The DOJ goes after Trump (yawn):  Every time I see Merrick Garland, he appears to need Geritol or something to conquer an iron or life force deficiency. Actually, I would have preferred Judy Garland as attorney general, at least she could belt out a song, but of course she's dead so I'm out of Garlands.  Had Merrick Garland been appointed to the Supreme Court, I wonder if HE would have known what a woman is?  Anyway, here he is, putting up a former special prosecutor from the Hague (!!) to investigate Trump.  This guy, this Jack Smith, attired as he was at the Hague he reminded me of Vincent Price as the madman in the Poe-derived movie, The Pit and the Pendulum," so I don't care, Jack Smith, Jack-o-Lantern or Jackass, this clown show continues uninterrupted until they can cook up a Trump conviction.  I wonder if there's time for Garland's cat-o'-nine-tails to go after Schiff and other Dems who orchestrated the first phony Russian collusion impeachment?

Benjamin Crump's big adventure:  Attorney Crump need not stop with inferior education in Baltimore, he may as well sue the rest of the country's schools for turning out the largest collection of teenage dopes ever.  Best of all would be to get the mega-teachers' unions out of the picture and let school boards of quality do their jobs.

Shoplifting as a profession -- Contained by a progression from social to frontier justice:  Walgreen's, Target and other stores continue to close stores as shoplifting in heavy volume continues, perpetrated both by individuals and large crowds.  We continue to suggest that by now the best cure is to shoot these thieves in the head, in the stores.  Let the message get out.  It won't take many, and with luck fed-up judges will tell tearful criminal lawyers looking for damages to go away, far away.  Yes, police officers must he hired and forces enhanced, but we contend that there's nothing like a good old skull-piercing bullet to say we love you and away you go forever to the perpetrator class.

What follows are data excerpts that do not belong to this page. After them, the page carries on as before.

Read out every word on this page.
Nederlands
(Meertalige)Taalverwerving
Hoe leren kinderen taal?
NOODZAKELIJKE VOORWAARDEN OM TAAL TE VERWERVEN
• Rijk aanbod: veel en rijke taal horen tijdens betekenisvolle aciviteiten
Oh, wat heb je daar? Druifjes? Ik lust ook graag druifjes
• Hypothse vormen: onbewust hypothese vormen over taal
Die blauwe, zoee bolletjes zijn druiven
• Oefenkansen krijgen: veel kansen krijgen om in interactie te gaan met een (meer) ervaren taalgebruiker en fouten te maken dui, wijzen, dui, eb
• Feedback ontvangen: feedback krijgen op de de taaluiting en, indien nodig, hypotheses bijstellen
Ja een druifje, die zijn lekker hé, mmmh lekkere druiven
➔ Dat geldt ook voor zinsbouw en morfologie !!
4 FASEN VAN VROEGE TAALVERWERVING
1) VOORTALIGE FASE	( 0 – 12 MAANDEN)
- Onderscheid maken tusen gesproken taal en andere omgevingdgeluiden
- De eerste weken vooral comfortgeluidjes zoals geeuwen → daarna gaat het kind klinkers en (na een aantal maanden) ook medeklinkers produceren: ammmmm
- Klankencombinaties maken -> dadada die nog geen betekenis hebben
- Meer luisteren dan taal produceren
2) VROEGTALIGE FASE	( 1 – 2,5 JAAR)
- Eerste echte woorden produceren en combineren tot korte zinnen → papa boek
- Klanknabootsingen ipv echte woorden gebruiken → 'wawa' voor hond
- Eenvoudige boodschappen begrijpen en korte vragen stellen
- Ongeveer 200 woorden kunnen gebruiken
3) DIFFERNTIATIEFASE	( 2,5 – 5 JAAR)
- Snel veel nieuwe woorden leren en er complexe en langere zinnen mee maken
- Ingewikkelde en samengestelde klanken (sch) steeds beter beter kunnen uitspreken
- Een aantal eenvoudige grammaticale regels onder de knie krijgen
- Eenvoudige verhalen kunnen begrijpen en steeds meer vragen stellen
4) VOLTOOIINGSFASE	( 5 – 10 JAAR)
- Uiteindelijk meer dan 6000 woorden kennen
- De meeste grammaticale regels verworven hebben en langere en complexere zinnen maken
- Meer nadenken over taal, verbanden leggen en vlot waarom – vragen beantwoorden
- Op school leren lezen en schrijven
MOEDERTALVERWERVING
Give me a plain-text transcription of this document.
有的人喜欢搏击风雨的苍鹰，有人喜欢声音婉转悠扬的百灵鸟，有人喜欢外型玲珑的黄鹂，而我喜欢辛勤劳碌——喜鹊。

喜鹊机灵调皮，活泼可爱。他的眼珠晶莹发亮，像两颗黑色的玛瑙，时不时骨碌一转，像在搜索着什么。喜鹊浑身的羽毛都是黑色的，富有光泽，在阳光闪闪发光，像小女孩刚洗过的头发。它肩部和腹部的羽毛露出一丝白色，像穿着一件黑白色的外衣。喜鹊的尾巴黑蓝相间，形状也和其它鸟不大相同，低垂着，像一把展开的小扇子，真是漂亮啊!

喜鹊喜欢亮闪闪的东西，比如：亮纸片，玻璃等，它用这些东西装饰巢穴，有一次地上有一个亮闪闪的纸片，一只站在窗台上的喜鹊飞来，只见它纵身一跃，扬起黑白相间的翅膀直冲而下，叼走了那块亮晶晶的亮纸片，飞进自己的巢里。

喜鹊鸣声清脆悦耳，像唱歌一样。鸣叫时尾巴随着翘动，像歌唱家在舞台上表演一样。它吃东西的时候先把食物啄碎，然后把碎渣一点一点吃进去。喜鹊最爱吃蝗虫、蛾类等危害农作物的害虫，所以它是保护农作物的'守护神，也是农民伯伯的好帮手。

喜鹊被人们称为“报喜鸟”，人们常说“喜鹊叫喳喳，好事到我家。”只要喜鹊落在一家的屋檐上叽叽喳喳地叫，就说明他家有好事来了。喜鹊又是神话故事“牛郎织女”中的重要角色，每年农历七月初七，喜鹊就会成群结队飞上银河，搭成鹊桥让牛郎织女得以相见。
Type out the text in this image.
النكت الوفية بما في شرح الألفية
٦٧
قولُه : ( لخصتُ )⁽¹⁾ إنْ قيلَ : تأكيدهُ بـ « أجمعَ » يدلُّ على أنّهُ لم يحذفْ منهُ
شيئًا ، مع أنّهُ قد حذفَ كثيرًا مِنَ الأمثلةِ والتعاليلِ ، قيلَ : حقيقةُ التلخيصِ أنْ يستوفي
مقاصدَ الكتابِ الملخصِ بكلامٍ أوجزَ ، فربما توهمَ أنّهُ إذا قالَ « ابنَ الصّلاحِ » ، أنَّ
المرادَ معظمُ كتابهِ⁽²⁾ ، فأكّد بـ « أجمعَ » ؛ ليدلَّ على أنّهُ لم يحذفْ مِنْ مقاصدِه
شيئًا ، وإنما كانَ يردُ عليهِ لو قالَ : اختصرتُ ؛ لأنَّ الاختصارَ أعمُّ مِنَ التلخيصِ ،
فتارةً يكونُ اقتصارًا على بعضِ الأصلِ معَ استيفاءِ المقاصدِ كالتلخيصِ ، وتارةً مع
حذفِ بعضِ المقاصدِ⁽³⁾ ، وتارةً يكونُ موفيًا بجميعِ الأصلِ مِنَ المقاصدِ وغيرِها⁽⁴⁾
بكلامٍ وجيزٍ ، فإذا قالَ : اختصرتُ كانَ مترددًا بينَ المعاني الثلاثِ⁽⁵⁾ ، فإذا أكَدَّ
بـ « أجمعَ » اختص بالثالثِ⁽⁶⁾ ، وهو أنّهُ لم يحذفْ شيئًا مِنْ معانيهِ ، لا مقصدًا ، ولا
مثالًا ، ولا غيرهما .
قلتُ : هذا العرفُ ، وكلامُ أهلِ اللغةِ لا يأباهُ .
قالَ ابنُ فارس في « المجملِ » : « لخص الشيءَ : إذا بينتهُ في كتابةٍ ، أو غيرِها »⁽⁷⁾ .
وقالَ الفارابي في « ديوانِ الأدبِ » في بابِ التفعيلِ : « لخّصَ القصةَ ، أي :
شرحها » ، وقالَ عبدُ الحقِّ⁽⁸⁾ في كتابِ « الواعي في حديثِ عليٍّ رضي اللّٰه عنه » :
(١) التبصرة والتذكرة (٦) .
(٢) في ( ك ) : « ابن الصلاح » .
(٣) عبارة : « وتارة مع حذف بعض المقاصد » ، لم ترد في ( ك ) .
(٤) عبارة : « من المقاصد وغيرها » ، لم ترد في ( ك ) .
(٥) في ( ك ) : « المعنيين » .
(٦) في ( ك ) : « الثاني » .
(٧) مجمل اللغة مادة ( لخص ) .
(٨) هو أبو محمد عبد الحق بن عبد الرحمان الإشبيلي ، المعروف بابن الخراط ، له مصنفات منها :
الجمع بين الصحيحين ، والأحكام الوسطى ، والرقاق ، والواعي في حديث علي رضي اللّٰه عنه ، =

Accommodating multiple invented genders in college:  No.  There are two genders.  Install a zipper on the front of your body and I will show you.  Colleges and universities wishing to continue this charade need to lose some serious benefactor and -- one day soon, we hope -- government funding.  Surgical intervention on children under 18?  You go to prison, doctor, lacking a good reason.  Remember, too, that psychiatrists and psychologists can be just as nuts as their patients, it's just that crazier people even higher up in the bird cage gave them credentials. Oh how I miss you, Dr. Max Rafferty, you explained it all.

UFOs still:  Um, the government is a tad late for a scheduled report.  Some expect a nothing-to-see-here paper, but that will be bullshit all the way if so.

FTX scandal:  Not sure which to mistrust more this week, FTX or the Fed.